Getting excited about being disappointed / by Aaron Bouchard

Every day on the bus to middle school, I sat with or near Eric. He was the 11 year old equivalent of a drinking buddy in that you never saw each other outside of the bar, or this case the bus. Eric would always tell me about how Goldeneye was coming out for the PC in the near future and how Monty Python, who Eric was under the assumption was a living and breathing human being, was making a new movie. Unfortunately, I grew up stupid, so I would always take Eric at his word and would go on a town-wide goose-hunt for Goldeneye to upload on the family PC or ask the confused video store clerks about when Mr. Python’s new movie is coming out. I would bring up the fact that against all greater knowledge PC Goldeneye and Monty Python’s coming-out-of-retirement feature did not exist, Eric would just shrug. He either realized that his bluff had been called or he lied so much, he could barely remember one from the next. Once we entered high school, it is a safe bet that Eric got consumed by the public education system. Chances are, Eric is running a Fortune 500 company down in Alabama, eating steak every morning and drinking a bottle of fine Cognac every night.

It is a weird sort of disappointment when you are given misinformation like that. You are not angry or disappointed, just perplexed, possibly holding out hope that it is real. Usually it is hard to get angry and disappointed about something that is your own fault because you continue to listen to them. Every year publications come out with the list of what films they are looking forward to each year. I understand it is a perfectly innocent space waster, but rarely does anything show up in these list that are not already common knowledge to what is coming soon. It seems to add more clout to films who’s budgets could sustain a third world country for the next eight years. Before these films come out, we are talking about them. When the first picture appears online, we dissect it. A month before the film is released, it is inescapable; ads on tv, sides of buildings and bus stops, that weird thing where where a series of 8×11 are all plastered to the side of bodegas and stay there for a year before they are plastered over by the next big thing. Knowing that we will be flanked from all sides by these films is sort of exhausting feeling.To know that publications are announcing these films in a one to ten list like the second coming is disappointing, almost like saying “Guess what you are going to have to deal with the entire month of April?!”

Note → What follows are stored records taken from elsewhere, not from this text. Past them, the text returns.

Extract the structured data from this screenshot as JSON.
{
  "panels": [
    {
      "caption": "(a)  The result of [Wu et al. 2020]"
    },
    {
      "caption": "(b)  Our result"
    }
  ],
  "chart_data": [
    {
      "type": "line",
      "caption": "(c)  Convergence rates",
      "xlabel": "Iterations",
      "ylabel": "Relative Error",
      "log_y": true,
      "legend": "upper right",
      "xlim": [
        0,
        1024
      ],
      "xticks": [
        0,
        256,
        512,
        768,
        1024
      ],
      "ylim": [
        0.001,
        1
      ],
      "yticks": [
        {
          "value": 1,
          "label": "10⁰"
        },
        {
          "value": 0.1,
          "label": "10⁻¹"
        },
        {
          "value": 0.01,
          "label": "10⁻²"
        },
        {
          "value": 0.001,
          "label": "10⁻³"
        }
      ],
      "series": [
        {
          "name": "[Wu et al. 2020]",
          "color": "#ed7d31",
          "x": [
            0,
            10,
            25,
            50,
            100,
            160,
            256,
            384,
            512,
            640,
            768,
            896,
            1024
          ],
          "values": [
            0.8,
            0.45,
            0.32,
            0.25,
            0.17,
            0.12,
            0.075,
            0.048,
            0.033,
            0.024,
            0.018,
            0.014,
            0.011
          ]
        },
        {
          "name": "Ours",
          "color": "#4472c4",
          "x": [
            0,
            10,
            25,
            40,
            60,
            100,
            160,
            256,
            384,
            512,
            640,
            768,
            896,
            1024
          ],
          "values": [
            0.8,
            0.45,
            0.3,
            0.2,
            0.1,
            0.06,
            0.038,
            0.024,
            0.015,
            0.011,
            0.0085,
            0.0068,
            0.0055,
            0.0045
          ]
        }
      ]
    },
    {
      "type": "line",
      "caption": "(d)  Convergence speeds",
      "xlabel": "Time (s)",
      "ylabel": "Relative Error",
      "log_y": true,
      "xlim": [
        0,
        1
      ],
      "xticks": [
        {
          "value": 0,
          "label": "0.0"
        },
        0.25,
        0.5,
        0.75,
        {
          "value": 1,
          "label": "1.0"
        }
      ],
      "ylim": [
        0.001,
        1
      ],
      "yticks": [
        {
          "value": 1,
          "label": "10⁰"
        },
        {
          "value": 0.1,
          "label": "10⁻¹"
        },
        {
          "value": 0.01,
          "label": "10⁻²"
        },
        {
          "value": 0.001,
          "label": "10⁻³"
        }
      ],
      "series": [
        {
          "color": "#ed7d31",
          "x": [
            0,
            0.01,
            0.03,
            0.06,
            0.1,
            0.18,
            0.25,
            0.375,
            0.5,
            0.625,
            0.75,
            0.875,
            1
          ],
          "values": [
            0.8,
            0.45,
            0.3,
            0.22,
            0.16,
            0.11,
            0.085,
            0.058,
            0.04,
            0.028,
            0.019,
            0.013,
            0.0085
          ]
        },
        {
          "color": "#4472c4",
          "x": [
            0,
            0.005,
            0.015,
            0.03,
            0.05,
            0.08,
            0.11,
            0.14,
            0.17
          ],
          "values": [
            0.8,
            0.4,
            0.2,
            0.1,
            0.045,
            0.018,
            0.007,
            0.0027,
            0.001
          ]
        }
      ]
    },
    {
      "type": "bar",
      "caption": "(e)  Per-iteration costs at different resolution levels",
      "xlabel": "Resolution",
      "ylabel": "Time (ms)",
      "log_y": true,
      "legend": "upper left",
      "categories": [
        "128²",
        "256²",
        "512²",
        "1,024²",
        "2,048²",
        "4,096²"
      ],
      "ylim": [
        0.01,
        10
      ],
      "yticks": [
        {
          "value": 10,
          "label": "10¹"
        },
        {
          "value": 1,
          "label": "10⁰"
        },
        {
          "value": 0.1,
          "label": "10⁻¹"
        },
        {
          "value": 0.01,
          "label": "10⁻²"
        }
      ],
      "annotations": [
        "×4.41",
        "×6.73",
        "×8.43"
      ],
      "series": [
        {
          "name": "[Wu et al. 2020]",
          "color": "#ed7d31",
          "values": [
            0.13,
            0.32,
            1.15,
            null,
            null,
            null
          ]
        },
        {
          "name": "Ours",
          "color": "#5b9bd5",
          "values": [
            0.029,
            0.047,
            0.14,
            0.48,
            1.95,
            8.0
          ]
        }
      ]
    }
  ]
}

These same publications will also turn around at the end of the year and complain that the same films that the put on a pedestal did not live up to the hype, the same hype they helped perpetuate a year before the film even screened. It is not a publications’ place to find only the most obscure of the obscure and trumpet their existence, but some of these films would benefit from having someone take notice of them. Marvel has another five film coming out in the next 2 years? Since The Avengers made enough money to get buy the moon, why is anyone surprise or excited? Do they really need any advertising outside of product placement? Mercedes will give the producers any amount of money just so long as Iron Man looks at the 2014 CLA and says “I am going to sit in this, save the world, and get laid!” followed by shoving his face with low-fat Yoplait while breaking the forth wall with his eyes unblinking and smiling. I bet the movie will be great!